The campaign was first known as The Alex Teves Challenge. Teves was a 24-year-old who was shot and killed during the Aurora shooting while shielding his girlfriend, Amanda Lindgren, from the gunfire. His parents, Tom and Caren Teves, urged the media and the public to focus on the victims in an interview with Anderson Cooper shortly after their son's death. Soon it became an official challenge to the media, and then the request became a full-fledged campaign called No Notoriety. On January 18, 2015, as media began to prepare to cover the Aurora trial, Teves' parents sent out a letter to many news organizations asking that they follow the "suggested media protocol."
The media protocol calls for journalists to do four main things: 1) Limit the name and likeness of the accused individual after initial identification, 2) Refuse to publish photos or self-serving statements of the individual, and instead elevate the names and likenesses of victims to show "their lives are more important than the killer," 3) Realize that possible infamy could be a reasoning for other individuals to kill people, and 4) Promote data and analysis from experts in mental health, public safety, and other professions that help eliminate the motivation behind mass murder. The Teveses wrote:
The reasoning behind this is to deprive the mass murderer of any notoriety. This kind of infamy is one of the motivating factors for copycat killers in this nation. It is also hurtful for the victims of these massacres. By implementing the suggested media protocol on NoNotoriety.com, it will not harm your reporting in any way. Rather, you will be sending a strong message out to others thinking about carrying out a similar attack: “You will not receive fame in this way anymore.”
In April, the movement against notoriety for alleged killers grew. Victims of nine mass shootings — Aurora, Columbine, Virginia Tech, Northern Illinois University, Tucson, Newton, Oak Creek Sikh Temple, Alturas, and Isla Vista — and their relatives issued a collective letter and press release to the media asking for a change in how accused mass murderers are reported on. Caren Teves said at the time:
The media has a tremendous responsibility because they have the unique power to initiate change by valuing and elevating the victims, while at the same time taking away a known motivating factor of notoriety these killers crave. By doing so, media executives, reporters and editors will also show compassion and respect for those of us whose loved ones were killed or injured in these tragedies.

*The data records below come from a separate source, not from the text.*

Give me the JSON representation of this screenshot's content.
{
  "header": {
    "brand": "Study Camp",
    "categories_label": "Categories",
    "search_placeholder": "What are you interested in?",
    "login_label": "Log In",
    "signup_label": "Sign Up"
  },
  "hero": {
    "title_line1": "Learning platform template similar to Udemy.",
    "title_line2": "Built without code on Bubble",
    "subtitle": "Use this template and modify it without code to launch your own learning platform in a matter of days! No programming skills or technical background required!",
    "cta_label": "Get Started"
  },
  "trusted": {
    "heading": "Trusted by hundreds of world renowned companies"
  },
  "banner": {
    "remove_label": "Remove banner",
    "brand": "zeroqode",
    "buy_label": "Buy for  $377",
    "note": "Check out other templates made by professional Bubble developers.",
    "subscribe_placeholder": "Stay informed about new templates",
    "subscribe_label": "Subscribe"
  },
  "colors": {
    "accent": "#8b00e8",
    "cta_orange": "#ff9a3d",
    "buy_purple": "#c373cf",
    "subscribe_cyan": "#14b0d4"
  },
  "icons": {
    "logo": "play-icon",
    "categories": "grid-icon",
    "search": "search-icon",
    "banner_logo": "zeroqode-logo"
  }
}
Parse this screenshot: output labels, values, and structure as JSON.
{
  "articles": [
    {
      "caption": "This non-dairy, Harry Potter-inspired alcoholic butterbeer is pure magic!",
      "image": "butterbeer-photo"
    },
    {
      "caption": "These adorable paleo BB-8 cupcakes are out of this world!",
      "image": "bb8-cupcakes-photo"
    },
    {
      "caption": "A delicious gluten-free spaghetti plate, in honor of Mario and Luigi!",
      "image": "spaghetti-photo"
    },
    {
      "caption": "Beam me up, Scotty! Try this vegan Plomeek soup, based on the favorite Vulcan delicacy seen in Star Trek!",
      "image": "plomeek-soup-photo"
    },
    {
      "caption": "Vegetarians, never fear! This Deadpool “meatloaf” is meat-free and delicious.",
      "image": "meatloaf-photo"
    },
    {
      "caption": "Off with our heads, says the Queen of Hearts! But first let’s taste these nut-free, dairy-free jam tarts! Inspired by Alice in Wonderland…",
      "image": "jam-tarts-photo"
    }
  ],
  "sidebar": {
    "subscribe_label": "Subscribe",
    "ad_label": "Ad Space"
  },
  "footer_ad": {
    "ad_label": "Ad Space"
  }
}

For the families whose loved ones were killed and injured, anything else, is just re-victimization.
It's an important point; too many journalists — myself included — can tend to fall into the habit of talking more about those who allegedly took lives than those who died. And a step back to think about the power and effect that the media can have is something taught in every Media Ethics 101 course. But at the same time, there is a story to be told. Laura Castañeda, a professor at the USC Annenberg School of Journalism, told Deadline that she sees both sides of the argument. While she agrees that media coverage of cases such as the Aurora shooting can tend toward the sensational and that the public wouldn't lose much if they didn't hear the accused killer's name over and over, at the same time, she thinks it's OK to run the name, and really it comes down to each newsroom having a nuanced discussion over its choices.
Journalists, as Tom Teves points out, are taught to do no harm. And if victims and their families are saying they're being hurt by the media focusing on the shooter, rather than those who were shot, it's something to pay attention to — which is exactly what No Notoriety is all about. Eric Mace, whose daughter was killed in the NIU shooting, signed the collective letter from No Notoriety and said his daughter was a mere footnote in a television special that focused on the shooter. He told Deadline:
We remember Hitler, but not all the people he killed. I think it should be the other way around. If you’ve done something so bad to be considered a felon, you lose your right to vote. I think that if you do something so evil as to kill a lot of people, you should lose your right to have a face and a name.